Anna Forster, in the early stages of Alzheimer's disease at only thirty-eight years old, knows that her family is doing what they believe to be best when they take her to Rosalind House, an assisted living facility. She also knows there's just one another resident her age, Luke. What she does not expect is the love that blossoms between her and Luke even as she resists her new life at Rosalind House. As her disease steals more and more of her memory, Anna fights to hold on to what she knows, including her relationship with Luke.

When Eve Bennett is suddenly thrust into the role of single mother she finds herself putting her culinary training to use at Rosalind house. When she meets Anna and Luke she is moved by the bond the pair has forged. But when a tragic incident leads Anna's and Luke's families to separate them, Eve finds herself questioning what she is willing to risk to help them.


My Thoughts

This story is told in three voices. Anna’s, who has early onset Alzheimer’s. Eve’s, the newly hired chef/cleaning person/caretaker at Rosalind House were Anna lives. And finally, Clementine, Eve’s young daughter.

While she can still make decisions, Anna has her brother move her into an assisted living facility called Rosalind House. The one they choose has a male resident close to Anna’s age. His name is Luke. Anna and Luke make a special connection. Eve, who is fighting her own demons, sees the special bond between these two and goes against all the rules to help them be together. Clementine has the young girl ability to connect with the older residents at the home.
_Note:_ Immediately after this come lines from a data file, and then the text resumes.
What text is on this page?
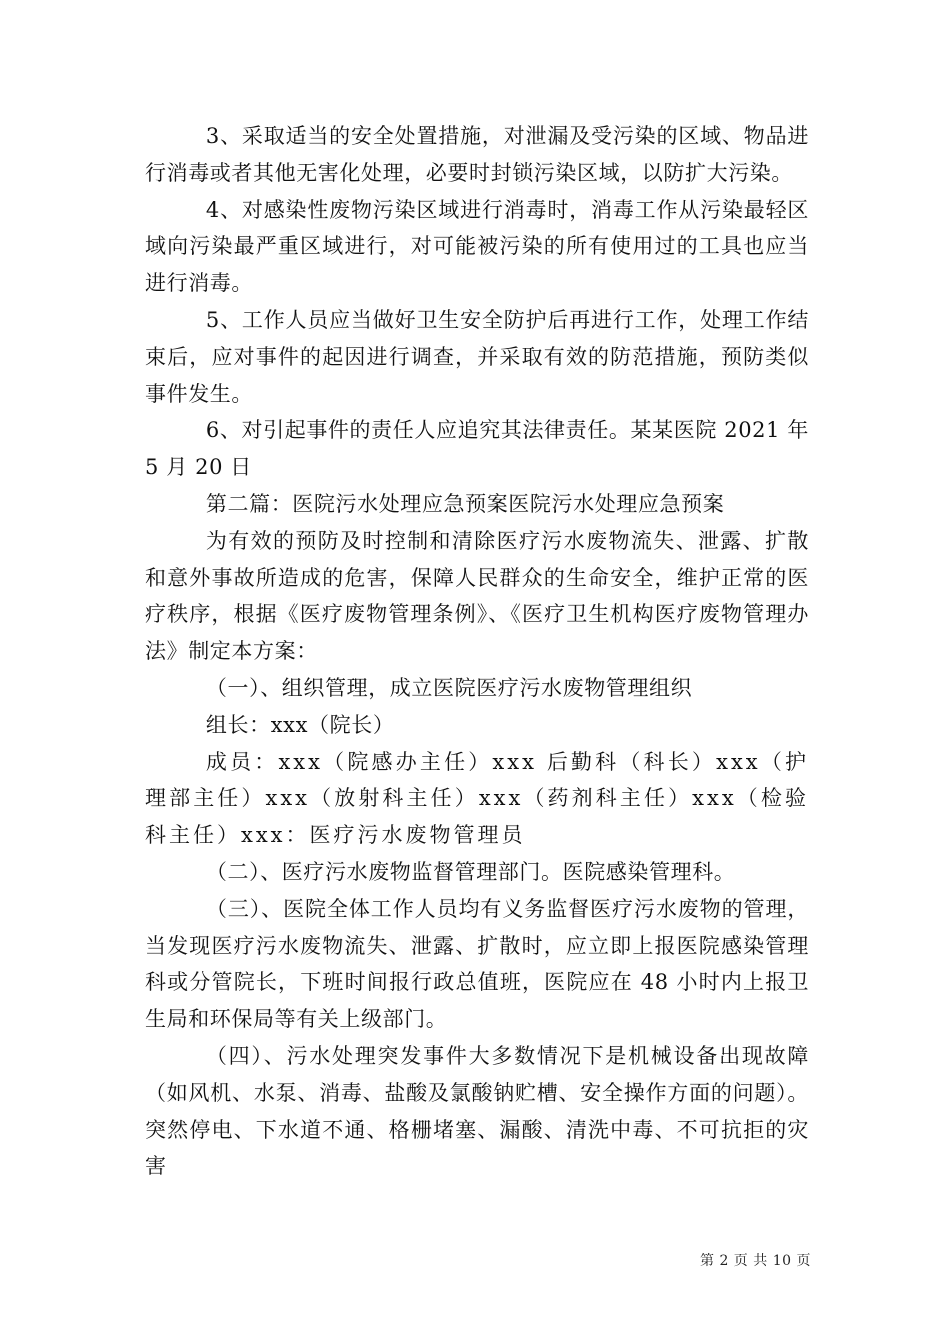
3、采取适当的安全处置措施，对泄漏及受污染的区域、物品进行消毒或者其他无害化处理，必要时封锁污染区域，以防扩大污染。

4、对感染性废物污染区域进行消毒时，消毒工作从污染最轻区域向污染最严重区域进行，对可能被污染的所有使用过的工具也应当进行消毒。

5、工作人员应当做好卫生安全防护后再进行工作，处理工作结束后，应对事件的起因进行调查，并采取有效的防范措施，预防类似事件发生。

6、对引起事件的责任人应追究其法律责任。某某医院 2021 年 5 月 20 日

第二篇：医院污水处理应急预案医院污水处理应急预案

为有效的预防及时控制和清除医疗污水废物流失、泄露、扩散和意外事故所造成的危害，保障人民群众的生命安全，维护正常的医疗秩序，根据《医疗废物管理条例》、《医疗卫生机构医疗废物管理办法》制定本方案：

（一）、组织管理，成立医院医疗污水废物管理组织

组长：xxx（院长）

成员：xxx（院感办主任）xxx 后勤科（科长）xxx（护理部主任）xxx（放射科主任）xxx（药剂科主任）xxx（检验科主任）xxx：医疗污水废物管理员

（二）、医疗污水废物监督管理部门。医院感染管理科。

（三）、医院全体工作人员均有义务监督医疗污水废物的管理，当发现医疗污水废物流失、泄露、扩散时，应立即上报医院感染管理科或分管院长，下班时间报行政总值班，医院应在 48 小时内上报卫生局和环保局等有关上级部门。

（四）、污水处理突发事件大多数情况下是机械设备出现故障（如风机、水泵、消毒、盐酸及氯酸钠贮槽、安全操作方面的问题）。突然停电、下水道不通、格栅堵塞、漏酸、清洗中毒、不可抗拒的灾害

第 2 页 共 10 页
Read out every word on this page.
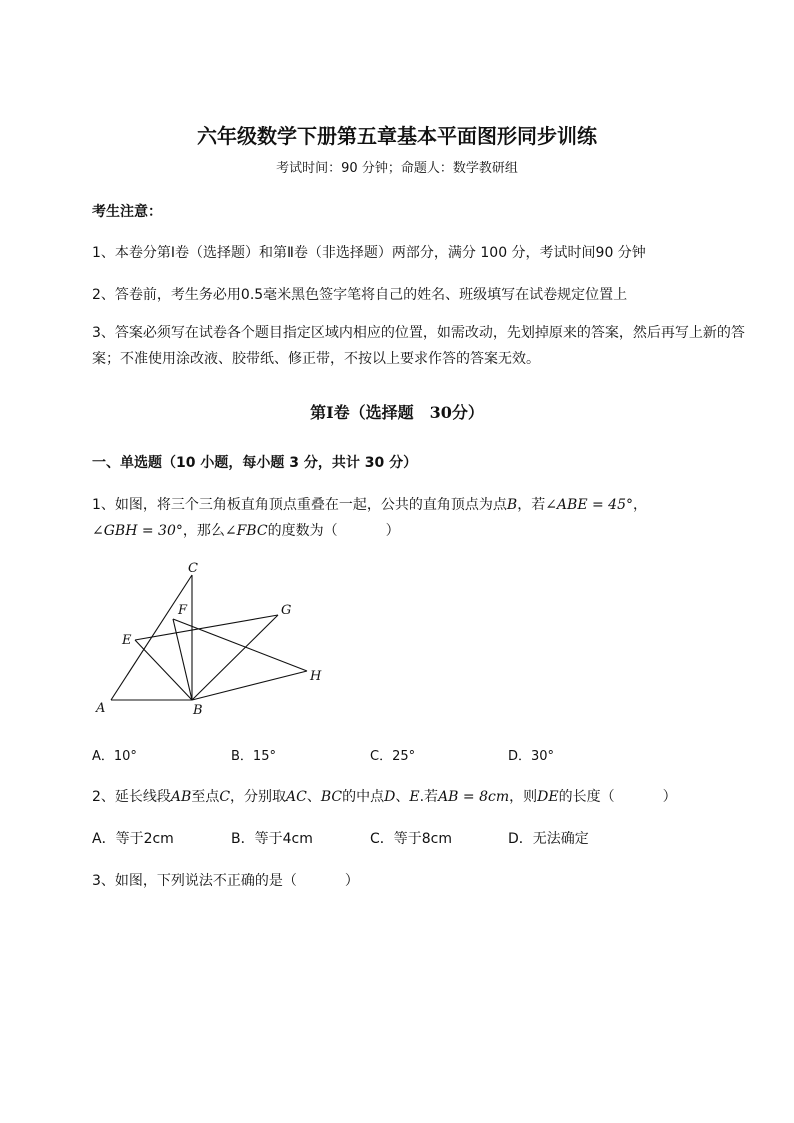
六年级数学下册第五章基本平面图形同步训练
考试时间：90 分钟；命题人：数学教研组
考生注意：
1、本卷分第Ⅰ卷（选择题）和第Ⅱ卷（非选择题）两部分，满分 100 分，考试时间90 分钟
2、答卷前，考生务必用0.5毫米黑色签字笔将自己的姓名、班级填写在试卷规定位置上
3、答案必须写在试卷各个题目指定区域内相应的位置，如需改动，先划掉原来的答案，然后再写上新的答案；不准使用涂改液、胶带纸、修正带，不按以上要求作答的答案无效。
第Ⅰ卷（选择题　30分）
一、单选题（10 小题，每小题 3 分，共计 30 分）
1、如图，将三个三角板直角顶点重叠在一起，公共的直角顶点为点B，若∠ABE = 45°，
∠GBH = 30°，那么∠FBC的度数为（	）
A	B
C
E
F	G
H
A．10°	B．15°	C．25°	D．30°
2、延长线段AB至点C，分别取AC、BC的中点D、E.若AB = 8cm，则DE的长度（	）
A．等于2cm	B．等于4cm	C．等于8cm	D．无法确定
3、如图，下列说法不正确的是（	）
Is it really possible that the story of someone who has Alzheimer’s could have a happy tone? In the accomplished hands of Ms. Hepworth, this one actually does. Her characters were very likeable. I wanted good things for them, even though we know that for Anna, here memory would continue to deteriorate. While certain elements of this story were certainly sad, the message I got was that love can result in some magical things.

I’d like to thank St. Martin’s Press, via Netgalley, for allowing me to read this in exchange for an unbiased review.